Legislators may give students a reprieve on exit test

Posted: Wednesday, February 28, 2001

JUNEAU (AP) -- Alaska students will probably get at least a partial reprieve from the requirement they pass a reading, writing and math test to receive a diploma starting in 2002.

Although Republican majority lawmakers are showing no interest in Gov. Tony Knowles' plan to delay the graduation requirement until 2006, several Republicans are floating ideas of their own that would give students more time to master the test material.

When sophomores took the test for the first time last spring, about two-thirds failed the math section. The results have led to fears of large numbers of students not graduating in 2002.

Sen. Loren Leman, R-Anchorage, said he plans to introduce a bill that would delay the test as a graduation requirement until 2004. Students in the meantime would still take the test, and if they passed sections of it, that would be noted on their transcripts or diploma.

A proposal by Sen. Jerry Ward, R-Anchorage, wouldn't require the exam for graduation, but students who passed it would receive an endorsement on their diplomas for each subject area they passed. Those who didn't pass would have the Alaska flag symbol placed on their diploma.

Sen. Lyda Green, R-Mat-Su, has proposed letting students who fail the test graduate as long as they have at least a C average, a 95 percent attendance rate and teachers' and principals' recommendations. She also suggested, starting in 2004, putting different levels of endorsement on students' diploma, depending on their level of academic mastery.

And Rep. Con Bunde, R-Anchorage, said the House will probably come up with its own exit exam legislation early next month.

''I think it's probably safe to say at this point the math test will be off the table,'' said Bunde, who is chairman of the House Special Committee on Education. He expects the Department of Education and Early Development will redraft that section of the test.

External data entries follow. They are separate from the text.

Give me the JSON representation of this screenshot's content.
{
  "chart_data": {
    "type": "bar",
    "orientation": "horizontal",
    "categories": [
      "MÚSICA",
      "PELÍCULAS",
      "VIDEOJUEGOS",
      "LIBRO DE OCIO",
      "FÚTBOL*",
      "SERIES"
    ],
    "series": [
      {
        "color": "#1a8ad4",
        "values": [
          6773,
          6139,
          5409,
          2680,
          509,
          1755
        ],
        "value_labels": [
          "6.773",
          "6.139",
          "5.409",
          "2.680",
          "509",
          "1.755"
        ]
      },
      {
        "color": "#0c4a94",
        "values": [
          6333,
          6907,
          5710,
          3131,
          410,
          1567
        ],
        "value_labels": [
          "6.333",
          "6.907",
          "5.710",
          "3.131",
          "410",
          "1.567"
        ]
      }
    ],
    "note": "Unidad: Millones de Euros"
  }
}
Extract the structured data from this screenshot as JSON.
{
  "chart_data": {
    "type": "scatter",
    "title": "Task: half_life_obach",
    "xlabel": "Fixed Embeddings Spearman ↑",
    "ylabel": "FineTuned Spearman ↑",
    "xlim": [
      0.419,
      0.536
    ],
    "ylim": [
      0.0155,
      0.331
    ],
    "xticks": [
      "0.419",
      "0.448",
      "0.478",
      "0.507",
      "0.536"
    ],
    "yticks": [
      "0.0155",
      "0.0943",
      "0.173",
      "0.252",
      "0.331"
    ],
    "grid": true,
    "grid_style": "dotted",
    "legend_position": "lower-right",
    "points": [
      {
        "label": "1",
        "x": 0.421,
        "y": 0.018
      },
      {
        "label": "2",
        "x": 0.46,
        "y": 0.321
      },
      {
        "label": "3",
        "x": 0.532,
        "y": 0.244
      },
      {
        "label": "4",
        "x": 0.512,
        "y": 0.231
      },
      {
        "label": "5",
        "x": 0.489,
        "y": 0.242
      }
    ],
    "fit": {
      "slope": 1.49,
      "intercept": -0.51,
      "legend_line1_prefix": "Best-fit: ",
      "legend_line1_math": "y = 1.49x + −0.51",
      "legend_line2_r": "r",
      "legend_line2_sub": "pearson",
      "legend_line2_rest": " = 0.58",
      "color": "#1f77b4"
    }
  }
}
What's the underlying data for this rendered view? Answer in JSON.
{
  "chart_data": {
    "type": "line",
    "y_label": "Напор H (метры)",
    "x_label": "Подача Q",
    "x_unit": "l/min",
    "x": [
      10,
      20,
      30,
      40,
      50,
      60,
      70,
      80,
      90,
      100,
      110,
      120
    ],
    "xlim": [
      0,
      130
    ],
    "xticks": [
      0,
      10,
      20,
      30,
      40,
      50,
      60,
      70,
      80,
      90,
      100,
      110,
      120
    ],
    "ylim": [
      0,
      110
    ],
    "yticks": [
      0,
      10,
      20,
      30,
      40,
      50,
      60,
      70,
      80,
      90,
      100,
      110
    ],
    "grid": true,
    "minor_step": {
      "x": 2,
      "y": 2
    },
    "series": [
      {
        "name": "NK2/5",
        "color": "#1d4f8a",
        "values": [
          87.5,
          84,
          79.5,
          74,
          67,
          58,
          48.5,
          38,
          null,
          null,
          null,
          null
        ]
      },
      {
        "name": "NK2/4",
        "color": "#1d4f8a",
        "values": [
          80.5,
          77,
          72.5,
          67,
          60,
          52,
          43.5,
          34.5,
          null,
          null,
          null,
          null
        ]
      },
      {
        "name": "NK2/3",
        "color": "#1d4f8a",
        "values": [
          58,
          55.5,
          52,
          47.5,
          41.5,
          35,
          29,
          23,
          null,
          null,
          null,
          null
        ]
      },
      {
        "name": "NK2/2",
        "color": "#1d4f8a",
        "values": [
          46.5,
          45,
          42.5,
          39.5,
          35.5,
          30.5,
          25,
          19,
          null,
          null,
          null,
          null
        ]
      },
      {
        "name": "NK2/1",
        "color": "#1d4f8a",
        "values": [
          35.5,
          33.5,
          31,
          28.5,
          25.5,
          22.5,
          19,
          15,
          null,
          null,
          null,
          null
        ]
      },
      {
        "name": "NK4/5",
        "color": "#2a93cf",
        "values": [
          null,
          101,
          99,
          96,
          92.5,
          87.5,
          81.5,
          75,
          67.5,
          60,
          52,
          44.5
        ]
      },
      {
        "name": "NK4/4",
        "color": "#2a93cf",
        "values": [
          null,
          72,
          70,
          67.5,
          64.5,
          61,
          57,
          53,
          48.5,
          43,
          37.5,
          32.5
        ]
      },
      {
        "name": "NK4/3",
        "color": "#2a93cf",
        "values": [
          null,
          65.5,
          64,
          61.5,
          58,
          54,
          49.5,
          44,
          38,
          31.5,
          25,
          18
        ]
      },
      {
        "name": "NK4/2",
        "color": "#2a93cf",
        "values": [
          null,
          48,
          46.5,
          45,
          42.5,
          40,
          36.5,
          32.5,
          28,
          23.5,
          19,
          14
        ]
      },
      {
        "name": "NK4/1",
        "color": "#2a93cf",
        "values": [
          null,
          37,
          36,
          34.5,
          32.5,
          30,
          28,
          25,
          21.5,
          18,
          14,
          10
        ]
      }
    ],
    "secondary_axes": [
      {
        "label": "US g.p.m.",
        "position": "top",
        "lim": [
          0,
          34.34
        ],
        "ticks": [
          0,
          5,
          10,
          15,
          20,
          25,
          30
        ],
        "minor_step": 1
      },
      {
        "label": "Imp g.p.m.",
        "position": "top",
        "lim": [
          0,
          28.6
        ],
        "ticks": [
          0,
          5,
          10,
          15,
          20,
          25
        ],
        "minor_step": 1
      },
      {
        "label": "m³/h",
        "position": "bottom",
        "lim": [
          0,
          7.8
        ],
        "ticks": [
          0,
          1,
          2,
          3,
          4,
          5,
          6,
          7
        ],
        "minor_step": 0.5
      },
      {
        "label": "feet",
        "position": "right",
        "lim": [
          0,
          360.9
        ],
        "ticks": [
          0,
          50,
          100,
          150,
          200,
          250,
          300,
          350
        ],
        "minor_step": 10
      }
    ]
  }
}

''The questions will be then, 'When will the reading and writing portions be required to get a diploma?''' Bunde said. ''I don't think we have a consensus yet on whether that should be 2002 or 2003, but I think there's a pretty firm consensus that 2006 is off the table.''

What will emerge at the end of the session is still unclear. None of the proposals, except for Ward's, is even in bill form yet.

''The thing is still a fruit basket upset at this point,'' Bunde said. ''I don't purport to have all the answers on this, and we'll be looking for the wisdom of all members.''

Carl Rose, chairman of the Association of Alaska School Boards, said school boards believe the solution lies in a combination of the three Senate proposals.

The association prefers a two-year delay to Knowles and the State Board of Education's proposed four-year delay.

''We think going to 2006 may relieve too much pressure,'' Rose said.

Among other benefits, a two-year delay would provide time for schools to make sure they've given students an opportunity to master the test material and give the department time to make sure the test is valid and to decide how students with disabilities should be tested, Rose said.

Harry Gamble, a spokesman for the Department of Education and Early Development, said the department still backs a four-year delay in the exit exam.

''There's a lot of work that remains to be done before the exam is the best it can be,'' Gamble said.

Rose and a number of lawmakers believe the department will need to change the math test to provide more emphasis on arithmetic and less emphasis on algebra and geometry.

Some have complained it goes beyond the minimum requirement students should meet to graduate because it tests algebra and geometry, although others say those subjects are necessary for students to compete in the modern job market.

Legislators have expressed concern that some schools don't even teach algebra and geometry. That led Green to propose requiring school districts to provide a list of all the classes they offer and who teaches them.

Rose of the School Boards Association said some very small schools do struggle to offer those classes because they may have just one teacher for all subjects and that teacher may not have a math background.